APOLOGIES to Dr. Ben Okri for stealing the title of his 1991 explosive book, the Famished Road his Booker prize winning literary work. Dr. Okri’s lush style and distinctive narration of spirit world and realism is imitable.

A major sub-theme of the Famished Road is the struggle in politics between the “party of the rich and the party of the poor” in post-colonial Nigeria with its corruption, poverty and squalor. In mirroring Nigeria’s reality, the part(ies) of the rich prospers at the expense of the party of the poor. This article is not about expounding on the Famished Road. Rather this article is derived from a one page excerpt; sadly, of what must have been a much longer article written by Dr. Chinweizu. Which I think has a curious connection to Okri’s sub-theme of elitism, corruption and poverty.

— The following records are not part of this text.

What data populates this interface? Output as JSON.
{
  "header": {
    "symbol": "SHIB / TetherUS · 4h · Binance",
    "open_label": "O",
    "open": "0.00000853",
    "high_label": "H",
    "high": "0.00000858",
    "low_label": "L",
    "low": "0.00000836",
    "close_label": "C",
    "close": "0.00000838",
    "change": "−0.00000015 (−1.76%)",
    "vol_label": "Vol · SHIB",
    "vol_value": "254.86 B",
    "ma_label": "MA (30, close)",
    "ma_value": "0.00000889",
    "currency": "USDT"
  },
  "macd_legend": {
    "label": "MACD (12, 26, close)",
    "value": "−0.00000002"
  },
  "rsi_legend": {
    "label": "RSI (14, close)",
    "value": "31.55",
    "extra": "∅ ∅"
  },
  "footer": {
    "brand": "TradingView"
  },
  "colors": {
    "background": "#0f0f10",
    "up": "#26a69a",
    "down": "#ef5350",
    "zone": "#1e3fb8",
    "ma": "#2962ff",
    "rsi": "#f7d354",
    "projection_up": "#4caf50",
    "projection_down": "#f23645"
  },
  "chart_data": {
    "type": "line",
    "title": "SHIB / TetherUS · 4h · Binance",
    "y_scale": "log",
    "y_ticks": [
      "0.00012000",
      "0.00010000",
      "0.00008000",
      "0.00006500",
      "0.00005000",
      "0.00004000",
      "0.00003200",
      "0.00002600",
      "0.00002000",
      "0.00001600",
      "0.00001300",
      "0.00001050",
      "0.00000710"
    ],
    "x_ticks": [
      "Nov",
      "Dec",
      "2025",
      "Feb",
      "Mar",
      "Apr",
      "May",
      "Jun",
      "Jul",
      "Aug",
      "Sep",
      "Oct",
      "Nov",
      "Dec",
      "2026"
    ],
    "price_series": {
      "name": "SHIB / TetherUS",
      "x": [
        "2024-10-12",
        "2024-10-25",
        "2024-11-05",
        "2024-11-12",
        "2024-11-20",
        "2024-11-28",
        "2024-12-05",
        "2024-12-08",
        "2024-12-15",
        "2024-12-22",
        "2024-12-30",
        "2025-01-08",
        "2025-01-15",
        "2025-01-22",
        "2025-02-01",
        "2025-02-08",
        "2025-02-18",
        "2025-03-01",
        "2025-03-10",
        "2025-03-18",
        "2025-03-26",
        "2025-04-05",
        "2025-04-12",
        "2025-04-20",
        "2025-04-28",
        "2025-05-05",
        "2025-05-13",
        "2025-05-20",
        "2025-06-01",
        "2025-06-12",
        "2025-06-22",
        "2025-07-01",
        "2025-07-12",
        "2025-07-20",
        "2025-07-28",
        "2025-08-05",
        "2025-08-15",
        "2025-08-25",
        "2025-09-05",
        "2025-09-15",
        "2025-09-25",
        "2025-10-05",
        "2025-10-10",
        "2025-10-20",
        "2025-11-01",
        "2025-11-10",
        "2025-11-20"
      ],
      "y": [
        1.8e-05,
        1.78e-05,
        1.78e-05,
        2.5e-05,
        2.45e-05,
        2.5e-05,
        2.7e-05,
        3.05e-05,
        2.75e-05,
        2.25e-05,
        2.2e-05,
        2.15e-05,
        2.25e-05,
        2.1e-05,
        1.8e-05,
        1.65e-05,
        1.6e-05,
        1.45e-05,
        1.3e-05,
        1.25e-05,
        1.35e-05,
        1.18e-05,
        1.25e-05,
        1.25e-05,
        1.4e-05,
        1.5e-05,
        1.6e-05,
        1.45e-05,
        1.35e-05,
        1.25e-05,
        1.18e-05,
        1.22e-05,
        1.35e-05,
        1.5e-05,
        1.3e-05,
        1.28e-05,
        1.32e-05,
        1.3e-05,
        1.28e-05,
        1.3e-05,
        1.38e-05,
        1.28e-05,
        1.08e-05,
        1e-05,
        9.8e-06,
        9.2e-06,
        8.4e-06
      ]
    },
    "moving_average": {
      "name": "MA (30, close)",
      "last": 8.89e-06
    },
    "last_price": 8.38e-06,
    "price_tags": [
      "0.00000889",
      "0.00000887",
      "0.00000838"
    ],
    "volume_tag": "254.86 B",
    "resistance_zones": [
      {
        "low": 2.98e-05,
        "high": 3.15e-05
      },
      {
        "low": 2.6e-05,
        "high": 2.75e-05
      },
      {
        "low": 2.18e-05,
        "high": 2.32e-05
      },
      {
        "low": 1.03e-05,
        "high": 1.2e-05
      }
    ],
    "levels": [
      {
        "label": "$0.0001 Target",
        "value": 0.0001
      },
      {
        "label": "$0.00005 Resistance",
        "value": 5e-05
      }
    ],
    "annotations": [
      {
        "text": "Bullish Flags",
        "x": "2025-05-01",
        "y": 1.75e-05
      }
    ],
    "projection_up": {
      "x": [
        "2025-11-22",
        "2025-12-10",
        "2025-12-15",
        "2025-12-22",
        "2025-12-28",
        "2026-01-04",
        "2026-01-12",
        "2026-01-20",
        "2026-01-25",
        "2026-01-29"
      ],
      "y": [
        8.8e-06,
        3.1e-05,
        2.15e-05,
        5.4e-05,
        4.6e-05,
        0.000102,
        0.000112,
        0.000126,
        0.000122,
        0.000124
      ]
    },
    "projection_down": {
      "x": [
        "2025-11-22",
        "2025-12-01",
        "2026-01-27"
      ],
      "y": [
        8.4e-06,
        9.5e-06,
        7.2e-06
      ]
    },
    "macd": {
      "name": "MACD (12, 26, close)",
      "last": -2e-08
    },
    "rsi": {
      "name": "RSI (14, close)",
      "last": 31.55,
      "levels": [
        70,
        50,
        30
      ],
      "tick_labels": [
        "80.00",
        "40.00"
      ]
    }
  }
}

I  stumbled upon Dr. Chinweizu’s article purely by chance. I regret I am unable to find the full copy of the work and having no contact with Dr. Chinweizu, I just could not wave it aside, finding the thoughts he has penned down here so engaging I felt compelled to reproduce his points copiously. Chinweizu author and public intellectual was theorising on Nigeria elite in a deep and insightful way, and because of its aptness deserves a generous treatment (incomplete as it is). He says: “Development and prosperity are by-products of the project to build national power prestige, either out of fear of bigger powers or out of competition with rival powers. The quest for national power and prestige is the ultimate source of political will to do whatever economic development call for.

It is the project of national power, not abstract moral precepts, not consumerist appetite, that best imposes on a people the discipline, accountability, probity, and appropriate systems of sanctions and rewards that form the core values of a viable society.” Dr. Chinweizu further states, “ If Nigeria were frightened or humiliated, or otherwise stimulated, into a quest for national power and prestige, then Nigeria would find the political will to implement those excellent policies which the experts have devised, not only for health, but also for education, economic development, etc. If you doubt this statement, just reflect on what has happened to Nigerian football since we began to consciously seek prestige on the football field.” This submission is useful, the bit on football as vehicle to project national pride, however Nigeria has long declined in football, such that today Nigerians scarcely rate Nigeria as a footballing powerhouse it once aspired to be. Reason: Like many other things in Nigeria, football as a source of national pride and global recognition has been badly mismanaged. Today, because of the terrible decline of Nigeria, it is unimaginable to expect the country to win the world cup in the nearest future. Yet there was a time, it was thought highly probably, by no less a personality than Pele. As Chinweizu further outlines, he says: “But what can possibly be done to refit Nigeria with the paramount values and aspirations it so desperately needs?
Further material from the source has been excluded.